Farm Bill Full of Subsidies for Politicians and Their Families

Congress will soon begin consideration of the renewal of the Farm Bill, which has been portrayed by big government politicians and lobbyists as a critical “safety net” for struggling small farmers. 

According to the Heritage Foundation, however, much of the legislation’s massive taxpayer-funded agricultural subsidies will be pocketed by wealthy farm owners, including former President Jimmy Carter, U.S. Department of Agriculture (USDA) Secretary Tom Vilsack, and the families of members of Congress currently serving on the House and Senate Agriculture Committees.

Unlike many other industries during the Obama presidency, farming has shown record-high income levels and record-low debt. Yet politicians in largely agricultural states, as well as big agriculture lobbyists, insist that taxpayers struggling in other private sectors fork over their earnings to extremely successful agribusinesses such as Carter’s Farms, Inc. of Plains, Georgia. Data collected by the Environmental Working Group (EWG) shows that the farm owned by former President Jimmy Carter and his family collected $272,288 in subsidy payments from 1995 through 2012.

Diane Katz at the Heritage Foundation reports that during that same period of time, Secretary Vilsack received $82,874 in USDA funds for his 592-acre farm in Davis County, Iowa. His undersecretary, Michael T. Scuse, owns nearly 21 percent of a farm in New Castle County, Delaware that has received $1,051,107 in taxpayer-funded subsidies.

While the island of Manhattan is not prominent in the agriculture business, its residents have collected nearly $9 million in subsidies in the past seven years. Recipients of taxpayer dollars include Mark F. Rockefeller, at $356,018, and David Rockefeller, coming in at $591,057.

Katz reports that farm subsidies have also found their way to celebrities as well. The estate of Jack Benny has collected over $18,000 for a farm in Madera County, California, while former Miss America Mary Ann Mobley was paid $142,933 for a farm in Madison County, Mississippi.

Katz explains that these recipients of taxpayer subsidies, and the amounts they receive, are hardly outliers:

These examples are not exceptions but the norm. The USDA’s Economic Research Service reports that two-thirds of the farms with income exceeding $1 million annually received government payments averaging $54,745 in 2011. Meanwhile, just 27 percent of farms with income of less than $100,000 received payments—averaging just $4,420 in 2011.

The top recipient of subsidies in the EWG data base is Riceland Foods, Inc., self-described as “the world’s largest miller and marketer of rice.” It collected $554,343,039 between 1995 and 2012. According to news reports, Riceland reported sales of $1.16 billion during 2011–2012, the fifth consecutive year of billion-plus revenues for the company.

With big farms receiving free-flowing taxpayer funds, the demand for farmland increases, which in turn raises the price of property. Smaller farmers, or those new to agriculture, are priced out or left to compete in specialized markets.

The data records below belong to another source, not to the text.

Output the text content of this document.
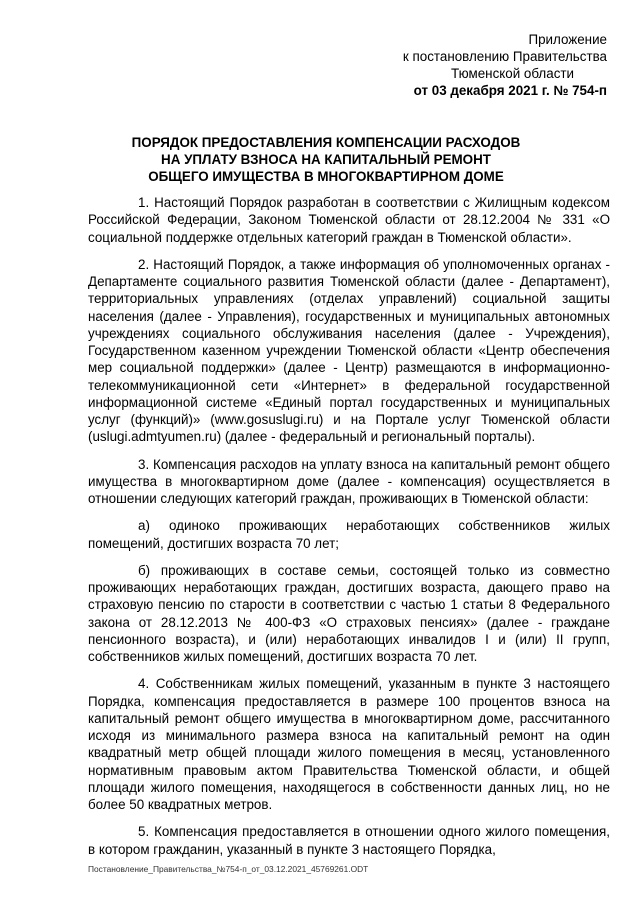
Приложение
к постановлению Правительства
Тюменской области
от 03 декабря 2021 г. № 754-п
ПОРЯДОК ПРЕДОСТАВЛЕНИЯ КОМПЕНСАЦИИ РАСХОДОВ
НА УПЛАТУ ВЗНОСА НА КАПИТАЛЬНЫЙ РЕМОНТ
ОБЩЕГО ИМУЩЕСТВА В МНОГОКВАРТИРНОМ ДОМЕ

1. Настоящий Порядок разработан в соответствии с Жилищным кодексом Российской Федерации, Законом Тюменской области от 28.12.2004 № 331 «О социальной поддержке отдельных категорий граждан в Тюменской области».

2. Настоящий Порядок, а также информация об уполномоченных органах - Департаменте социального развития Тюменской области (далее - Департамент), территориальных управлениях (отделах управлений) социальной защиты населения (далее - Управления), государственных и муниципальных автономных учреждениях социального обслуживания населения (далее - Учреждения), Государственном казенном учреждении Тюменской области «Центр обеспечения мер социальной поддержки» (далее - Центр) размещаются в информационно-телекоммуникационной сети «Интернет» в федеральной государственной информационной системе «Единый портал государственных и муниципальных услуг (функций)» (www.gosuslugi.ru) и на Портале услуг Тюменской области (uslugi.admtyumen.ru) (далее - федеральный и региональный порталы).

3. Компенсация расходов на уплату взноса на капитальный ремонт общего имущества в многоквартирном доме (далее - компенсация) осуществляется в отношении следующих категорий граждан, проживающих в Тюменской области:

а) одиноко проживающих неработающих собственников жилых помещений, достигших возраста 70 лет;

б) проживающих в составе семьи, состоящей только из совместно проживающих неработающих граждан, достигших возраста, дающего право на страховую пенсию по старости в соответствии с частью 1 статьи 8 Федерального закона от 28.12.2013 № 400-ФЗ «О страховых пенсиях» (далее - граждане пенсионного возраста), и (или) неработающих инвалидов I и (или) II групп, собственников жилых помещений, достигших возраста 70 лет.

4. Собственникам жилых помещений, указанным в пункте 3 настоящего Порядка, компенсация предоставляется в размере 100 процентов взноса на капитальный ремонт общего имущества в многоквартирном доме, рассчитанного исходя из минимального размера взноса на капитальный ремонт на один квадратный метр общей площади жилого помещения в месяц, установленного нормативным правовым актом Правительства Тюменской области, и общей площади жилого помещения, находящегося в собственности данных лиц, но не более 50 квадратных метров.

5. Компенсация предоставляется в отношении одного жилого помещения, в котором гражданин, указанный в пункте 3 настоящего Порядка,

Постановление_Правительства_№754-п_от_03.12.2021_45769261.ODT
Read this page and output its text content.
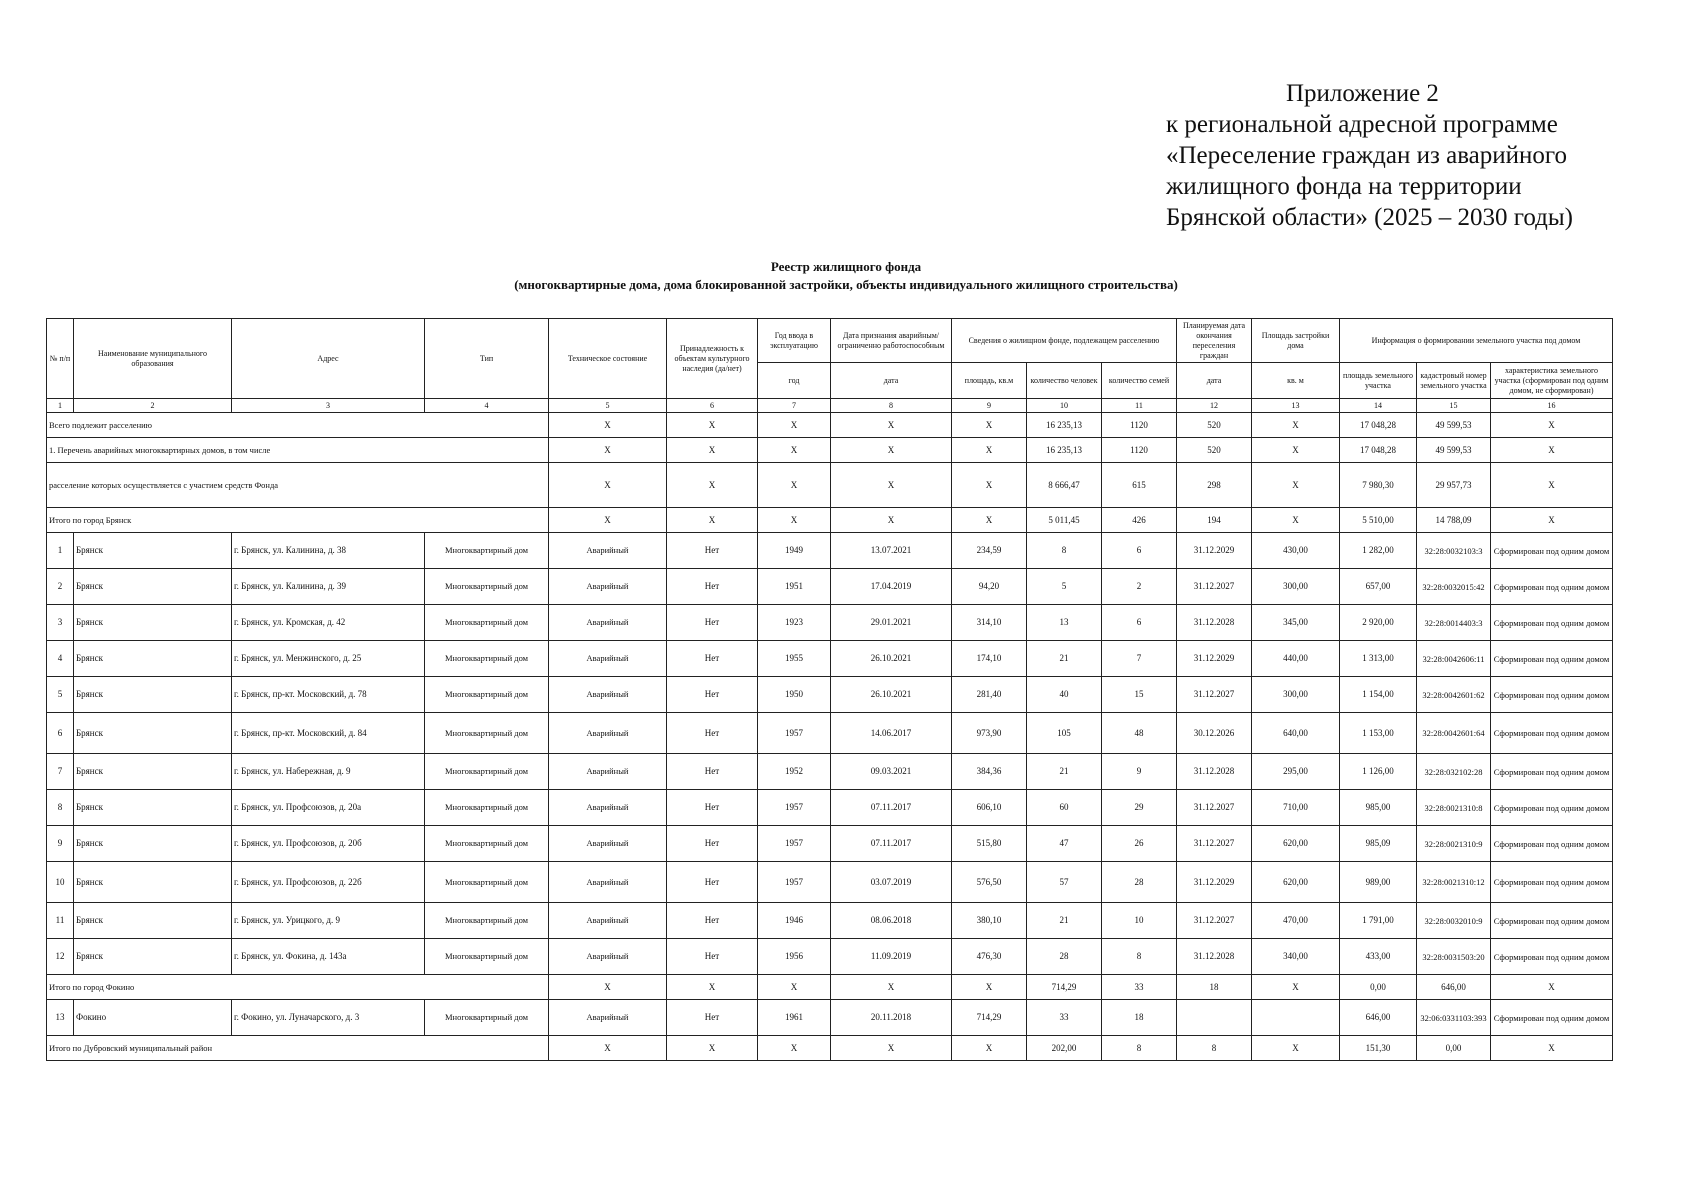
Приложение 2
к региональной адресной программе
«Переселение граждан из аварийного
жилищного фонда на территории
Брянской области» (2025 – 2030 годы)
Реестр жилищного фонда
(многоквартирные дома, дома блокированной застройки, объекты индивидуального жилищного строительства)
№ п/п	Наименование муниципального образования	Адрес	Тип	Техническое состояние	Принадлежность к объектам культурного наследия (да/нет)	Год ввода в эксплуатацию	Дата признания аварийным/ограниченно работоспособным	Сведения о жилищном фонде, подлежащем расселению			Планируемая дата окончания переселения граждан	Площадь застройки дома	Информация о формировании земельного участка под домом			
						год	дата	площадь, кв.м	количество человек	количество семей	дата	кв. м	площадь земельного участка	кадастровый номер земельного участка	характеристика земельного участка (сформирован под одним домом, не сформирован)	
1	2	3	4	5	6	7	8	9	10	11	12	13	14	15	16	
Всего подлежит расселению				X	X	X	X	X	16 235,13	1120	520	X	17 048,28	49 599,53	X	
1. Перечень аварийных многоквартирных домов, в том числе				X	X	X	X	X	16 235,13	1120	520	X	17 048,28	49 599,53	X	
расселение которых осуществляется с участием средств Фонда				X	X	X	X	X	8 666,47	615	298	X	7 980,30	29 957,73	X	
Итого по город Брянск				X	X	X	X	X	5 011,45	426	194	X	5 510,00	14 788,09	X	
1	Брянск	г. Брянск, ул. Калинина, д. 38	Многоквартирный дом	Аварийный	Нет	1949	13.07.2021	234,59	8	6	31.12.2029	430,00	1 282,00	32:28:0032103:3	Сформирован под одним домом	
2	Брянск	г. Брянск, ул. Калинина, д. 39	Многоквартирный дом	Аварийный	Нет	1951	17.04.2019	94,20	5	2	31.12.2027	300,00	657,00	32:28:0032015:42	Сформирован под одним домом	
3	Брянск	г. Брянск, ул. Кромская, д. 42	Многоквартирный дом	Аварийный	Нет	1923	29.01.2021	314,10	13	6	31.12.2028	345,00	2 920,00	32:28:0014403:3	Сформирован под одним домом	
4	Брянск	г. Брянск, ул. Менжинского, д. 25	Многоквартирный дом	Аварийный	Нет	1955	26.10.2021	174,10	21	7	31.12.2029	440,00	1 313,00	32:28:0042606:11	Сформирован под одним домом	
5	Брянск	г. Брянск, пр-кт. Московский, д. 78	Многоквартирный дом	Аварийный	Нет	1950	26.10.2021	281,40	40	15	31.12.2027	300,00	1 154,00	32:28:0042601:62	Сформирован под одним домом	
6	Брянск	г. Брянск, пр-кт. Московский, д. 84	Многоквартирный дом	Аварийный	Нет	1957	14.06.2017	973,90	105	48	30.12.2026	640,00	1 153,00	32:28:0042601:64	Сформирован под одним домом	
7	Брянск	г. Брянск, ул. Набережная, д. 9	Многоквартирный дом	Аварийный	Нет	1952	09.03.2021	384,36	21	9	31.12.2028	295,00	1 126,00	32:28:032102:28	Сформирован под одним домом	
8	Брянск	г. Брянск, ул. Профсоюзов, д. 20а	Многоквартирный дом	Аварийный	Нет	1957	07.11.2017	606,10	60	29	31.12.2027	710,00	985,00	32:28:0021310:8	Сформирован под одним домом	
9	Брянск	г. Брянск, ул. Профсоюзов, д. 20б	Многоквартирный дом	Аварийный	Нет	1957	07.11.2017	515,80	47	26	31.12.2027	620,00	985,09	32:28:0021310:9	Сформирован под одним домом	
10	Брянск	г. Брянск, ул. Профсоюзов, д. 22б	Многоквартирный дом	Аварийный	Нет	1957	03.07.2019	576,50	57	28	31.12.2029	620,00	989,00	32:28:0021310:12	Сформирован под одним домом	
11	Брянск	г. Брянск, ул. Урицкого, д. 9	Многоквартирный дом	Аварийный	Нет	1946	08.06.2018	380,10	21	10	31.12.2027	470,00	1 791,00	32:28:0032010:9	Сформирован под одним домом	
12	Брянск	г. Брянск, ул. Фокина, д. 143а	Многоквартирный дом	Аварийный	Нет	1956	11.09.2019	476,30	28	8	31.12.2028	340,00	433,00	32:28:0031503:20	Сформирован под одним домом	
Итого по город Фокино				X	X	X	X	X	714,29	33	18	X	0,00	646,00	X	
13	Фокино	г. Фокино, ул. Луначарского, д. 3	Многоквартирный дом	Аварийный	Нет	1961	20.11.2018	714,29	33	18			646,00	32:06:0331103:393	Сформирован под одним домом	
Итого по Дубровский муниципальный район				X	X	X	X	X	202,00	8	8	X	151,30	0,00	X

Members of Congress routinely collect taxpayer funds as well in the form of farm bill subsidies. Lynda Lucas, wife of House Agriculture Committee chairman Frank Lucas (R-OK), collected $40,613 in subsidies for their farm in Roger Mills County, Oklahoma. Similarly, the Iowa family farm of Sen. Charles Grassley (R-IA) has been the recipient of $955,192 in taxpayer funding between 1995 and 2012.

Though environmental groups routinely criticize the negative impact of subsidies on land use, specifically that such payments encourage the conversion of natural habitat to cropland, the Nature Conservancy has raked in $4,795,786 in taxpayer subsidies from 1995 to 2012. Likewise, the National Audubon Society accumulated $932,801 in funding during the same period.

According to Katz, the USDA anticipates that net farm income will reach $128.2 billion this year, the highest level in four decades, while farmers’ debt levels have plummeted to historic lows. Clearly, as Katz writes, “agriculture is well insulated against the risks associated with commodity production, including adverse weather and economic fluctuations.”